The most significant events in the history of books on the 22nd of November
1819: George Eliot is born. She was born Mary Ann Evans (sometimes known as Marian) and adopted the name George Eliot in 1856, when she launched her career in fiction. Eliot was the author of seven full-length novels, including Middlemarch and The Mill on the Floss, and was also the first person to refer to modern tennis and to ‘pop’ music.
1869: André Gide is born. This French author, recipient of the Nobel Prize for Literature in 1947, once observed: ‘With each book you write you should lose the admirers you gained with the previous one.’
1895: John Warren, 3rd Baron de Tabley, dies. This poet and collector wrote a number of fine poems which deserve to be better known, among them ‘The Study of a Spider‘.

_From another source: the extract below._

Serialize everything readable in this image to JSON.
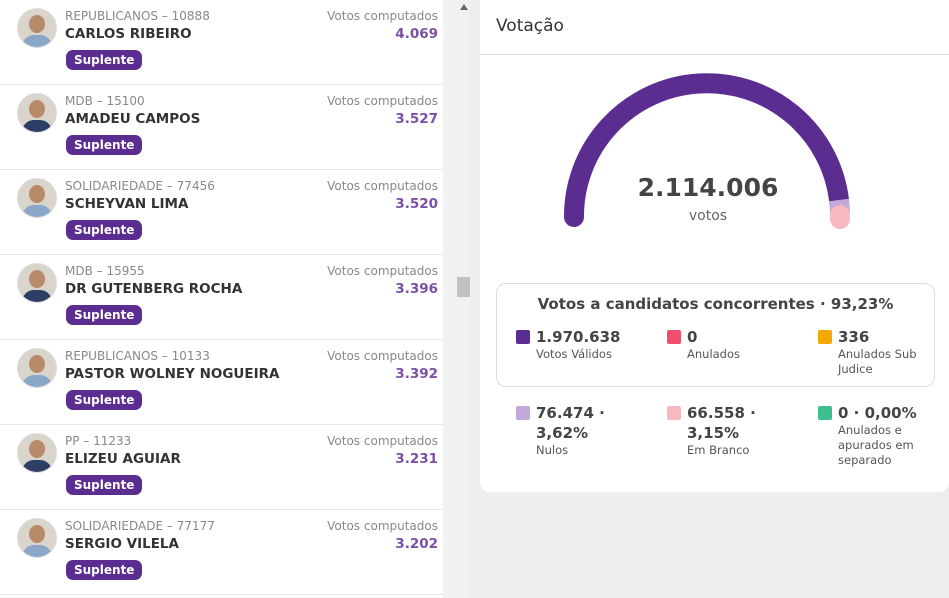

1916: Jack London dies – but did he die by his own hand? This has never been conclusively proved, though the scales probably fall slightly more on the side of ‘yes’ than ‘no’. In his forty years he had achieved a great deal of success, becoming the first author in the world to become a millionaire from his writing. He is known for White Fang and The Call of the Wild, but he also wrote much else besides, including an early example of dystopian fiction, later acknowledged by George Orwell as an important early work.

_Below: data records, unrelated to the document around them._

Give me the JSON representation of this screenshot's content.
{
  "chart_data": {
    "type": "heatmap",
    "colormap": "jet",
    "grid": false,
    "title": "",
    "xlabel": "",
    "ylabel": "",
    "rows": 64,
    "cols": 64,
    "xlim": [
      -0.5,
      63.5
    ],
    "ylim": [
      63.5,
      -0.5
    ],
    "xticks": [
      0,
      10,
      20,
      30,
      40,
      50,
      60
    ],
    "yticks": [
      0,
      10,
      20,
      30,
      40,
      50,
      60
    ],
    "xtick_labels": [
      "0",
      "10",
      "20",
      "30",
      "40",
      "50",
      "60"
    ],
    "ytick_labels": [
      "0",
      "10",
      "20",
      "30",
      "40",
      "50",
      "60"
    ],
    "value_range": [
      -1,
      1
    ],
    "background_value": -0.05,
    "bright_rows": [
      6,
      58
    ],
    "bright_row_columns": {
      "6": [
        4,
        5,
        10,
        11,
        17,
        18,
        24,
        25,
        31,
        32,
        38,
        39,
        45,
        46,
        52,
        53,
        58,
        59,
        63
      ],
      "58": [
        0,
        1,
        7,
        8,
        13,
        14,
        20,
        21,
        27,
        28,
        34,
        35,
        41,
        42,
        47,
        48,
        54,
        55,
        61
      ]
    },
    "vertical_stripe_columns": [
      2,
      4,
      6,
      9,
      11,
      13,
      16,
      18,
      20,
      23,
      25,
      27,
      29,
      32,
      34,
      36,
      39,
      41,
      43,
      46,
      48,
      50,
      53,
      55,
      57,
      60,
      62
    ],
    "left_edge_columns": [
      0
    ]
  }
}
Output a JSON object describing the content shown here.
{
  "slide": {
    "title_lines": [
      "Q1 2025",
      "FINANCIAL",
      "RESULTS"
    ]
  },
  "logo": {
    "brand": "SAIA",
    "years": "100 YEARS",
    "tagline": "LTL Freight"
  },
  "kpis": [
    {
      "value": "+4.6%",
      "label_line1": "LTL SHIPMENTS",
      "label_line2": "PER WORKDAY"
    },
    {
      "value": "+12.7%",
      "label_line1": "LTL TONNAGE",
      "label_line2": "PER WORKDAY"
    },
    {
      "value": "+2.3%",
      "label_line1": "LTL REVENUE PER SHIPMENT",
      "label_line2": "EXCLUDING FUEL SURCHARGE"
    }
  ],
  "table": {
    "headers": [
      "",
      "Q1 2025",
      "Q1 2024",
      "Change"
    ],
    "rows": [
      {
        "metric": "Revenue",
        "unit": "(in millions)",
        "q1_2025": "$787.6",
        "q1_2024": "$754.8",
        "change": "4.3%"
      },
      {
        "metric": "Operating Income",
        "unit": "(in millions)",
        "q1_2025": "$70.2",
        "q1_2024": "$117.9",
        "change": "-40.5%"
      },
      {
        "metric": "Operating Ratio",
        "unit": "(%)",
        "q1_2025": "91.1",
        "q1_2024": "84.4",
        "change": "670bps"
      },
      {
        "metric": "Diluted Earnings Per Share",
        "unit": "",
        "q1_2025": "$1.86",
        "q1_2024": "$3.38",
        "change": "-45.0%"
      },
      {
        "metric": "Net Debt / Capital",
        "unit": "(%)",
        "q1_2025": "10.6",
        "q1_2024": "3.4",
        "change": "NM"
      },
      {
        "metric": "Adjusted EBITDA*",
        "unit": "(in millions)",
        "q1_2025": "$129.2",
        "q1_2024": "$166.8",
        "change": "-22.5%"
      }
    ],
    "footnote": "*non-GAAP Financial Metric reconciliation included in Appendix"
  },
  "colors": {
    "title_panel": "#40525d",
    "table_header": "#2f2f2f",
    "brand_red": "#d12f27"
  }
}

1963: Aldous Huxley and C. S. Lewis die on the same day as John F. Kennedy is assassinated in Dallas, Texas. Consequently, and predictably, the deaths of these two writers were given scant media coverage. Aldous Huxley had taught his fellow dystopian writer George Orwell at Eton, while C. S. Lewis and his friend J. R. R. Tolkien, both tutors and professors at the University of Oxford, had a curious approach to dressing up for parties.

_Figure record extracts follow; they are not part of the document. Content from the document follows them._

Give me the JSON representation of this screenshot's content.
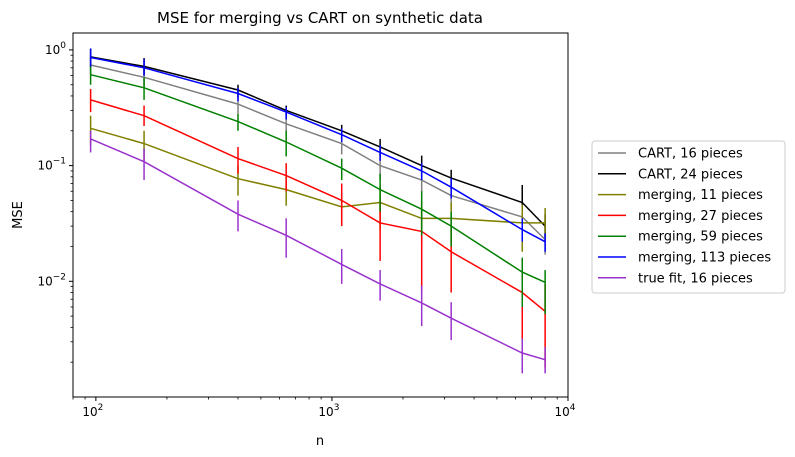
{
  "chart_data": {
    "type": "line",
    "title": "MSE for merging vs CART on synthetic data",
    "xlabel": "n",
    "ylabel": "MSE",
    "xscale": "log",
    "yscale": "log",
    "xlim": [
      80,
      10000
    ],
    "ylim": [
      0.001,
      1.4
    ],
    "x_ticks": [
      {
        "value": 100,
        "base": "10",
        "exp": "2"
      },
      {
        "value": 1000,
        "base": "10",
        "exp": "3"
      },
      {
        "value": 10000,
        "base": "10",
        "exp": "4"
      }
    ],
    "y_ticks": [
      {
        "value": 0.01,
        "base": "10",
        "exp": "−2"
      },
      {
        "value": 0.1,
        "base": "10",
        "exp": "−1"
      },
      {
        "value": 1,
        "base": "10",
        "exp": "0"
      }
    ],
    "legend_position": "right",
    "x": [
      95,
      160,
      400,
      640,
      1100,
      1600,
      2400,
      3200,
      6400,
      8000
    ],
    "series": [
      {
        "name": "CART, 16 pieces",
        "color": "#808080",
        "values": [
          0.74,
          0.58,
          0.34,
          0.23,
          0.155,
          0.1,
          0.075,
          0.055,
          0.036,
          0.023
        ],
        "err_low": [
          0.6,
          0.48,
          0.28,
          0.19,
          0.125,
          0.075,
          0.058,
          0.042,
          0.022,
          0.017
        ],
        "err_high": [
          0.9,
          0.7,
          0.4,
          0.28,
          0.185,
          0.125,
          0.095,
          0.07,
          0.05,
          0.03
        ]
      },
      {
        "name": "CART, 24 pieces",
        "color": "#000000",
        "values": [
          0.87,
          0.72,
          0.45,
          0.3,
          0.2,
          0.145,
          0.1,
          0.078,
          0.048,
          0.03
        ],
        "err_low": [
          0.7,
          0.6,
          0.39,
          0.26,
          0.17,
          0.12,
          0.08,
          0.063,
          0.032,
          0.024
        ],
        "err_high": [
          1.02,
          0.85,
          0.5,
          0.33,
          0.225,
          0.17,
          0.122,
          0.092,
          0.068,
          0.038
        ]
      },
      {
        "name": "merging, 11 pieces",
        "color": "#808000",
        "values": [
          0.21,
          0.155,
          0.077,
          0.062,
          0.044,
          0.048,
          0.035,
          0.035,
          0.032,
          0.032
        ],
        "err_low": [
          0.15,
          0.11,
          0.055,
          0.045,
          0.032,
          0.028,
          0.021,
          0.022,
          0.018,
          0.022
        ],
        "err_high": [
          0.27,
          0.2,
          0.1,
          0.08,
          0.058,
          0.068,
          0.049,
          0.048,
          0.046,
          0.043
        ]
      },
      {
        "name": "merging, 27 pieces",
        "color": "#ff0000",
        "values": [
          0.37,
          0.27,
          0.115,
          0.082,
          0.05,
          0.032,
          0.027,
          0.018,
          0.008,
          0.0055
        ],
        "err_low": [
          0.29,
          0.22,
          0.085,
          0.06,
          0.03,
          0.015,
          0.008,
          0.008,
          0.002,
          0.0018
        ],
        "err_high": [
          0.46,
          0.33,
          0.145,
          0.105,
          0.07,
          0.05,
          0.046,
          0.03,
          0.015,
          0.0095
        ]
      },
      {
        "name": "merging, 59 pieces",
        "color": "#008000",
        "values": [
          0.61,
          0.47,
          0.24,
          0.16,
          0.095,
          0.062,
          0.042,
          0.03,
          0.012,
          0.0098
        ],
        "err_low": [
          0.5,
          0.37,
          0.2,
          0.12,
          0.075,
          0.04,
          0.025,
          0.02,
          0.006,
          0.0052
        ],
        "err_high": [
          0.74,
          0.58,
          0.28,
          0.2,
          0.115,
          0.085,
          0.06,
          0.04,
          0.016,
          0.0125
        ]
      },
      {
        "name": "merging, 113 pieces",
        "color": "#0000ff",
        "values": [
          0.86,
          0.7,
          0.42,
          0.29,
          0.185,
          0.13,
          0.09,
          0.065,
          0.028,
          0.022
        ],
        "err_low": [
          0.72,
          0.6,
          0.36,
          0.25,
          0.16,
          0.11,
          0.075,
          0.052,
          0.022,
          0.018
        ],
        "err_high": [
          1.03,
          0.83,
          0.47,
          0.32,
          0.21,
          0.15,
          0.105,
          0.078,
          0.035,
          0.026
        ]
      },
      {
        "name": "true fit, 16 pieces",
        "color": "#9932cc",
        "values": [
          0.17,
          0.108,
          0.038,
          0.025,
          0.014,
          0.0095,
          0.0065,
          0.0048,
          0.0024,
          0.0021
        ],
        "err_low": [
          0.13,
          0.075,
          0.027,
          0.016,
          0.0095,
          0.0068,
          0.0041,
          0.0031,
          0.0016,
          0.0016
        ],
        "err_high": [
          0.2,
          0.14,
          0.05,
          0.035,
          0.019,
          0.0125,
          0.0092,
          0.0066,
          0.0032,
          0.0027
        ]
      }
    ]
  }
}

1993: Anthony Burgess dies. Like Huxley, Burgess is known principally for a dystopian novel, A Clockwork Orange. But Burgess returned to the dystopian genre on several occasions, including in 1977, when he wrote 1985, a response to Orwell’s Nineteen Eighty-Four.
Image: The first picture of himself that Jack London gave to his wife Charmian (from The Book of Jack London by Charmian London), before 1921, Wikimedia Commons.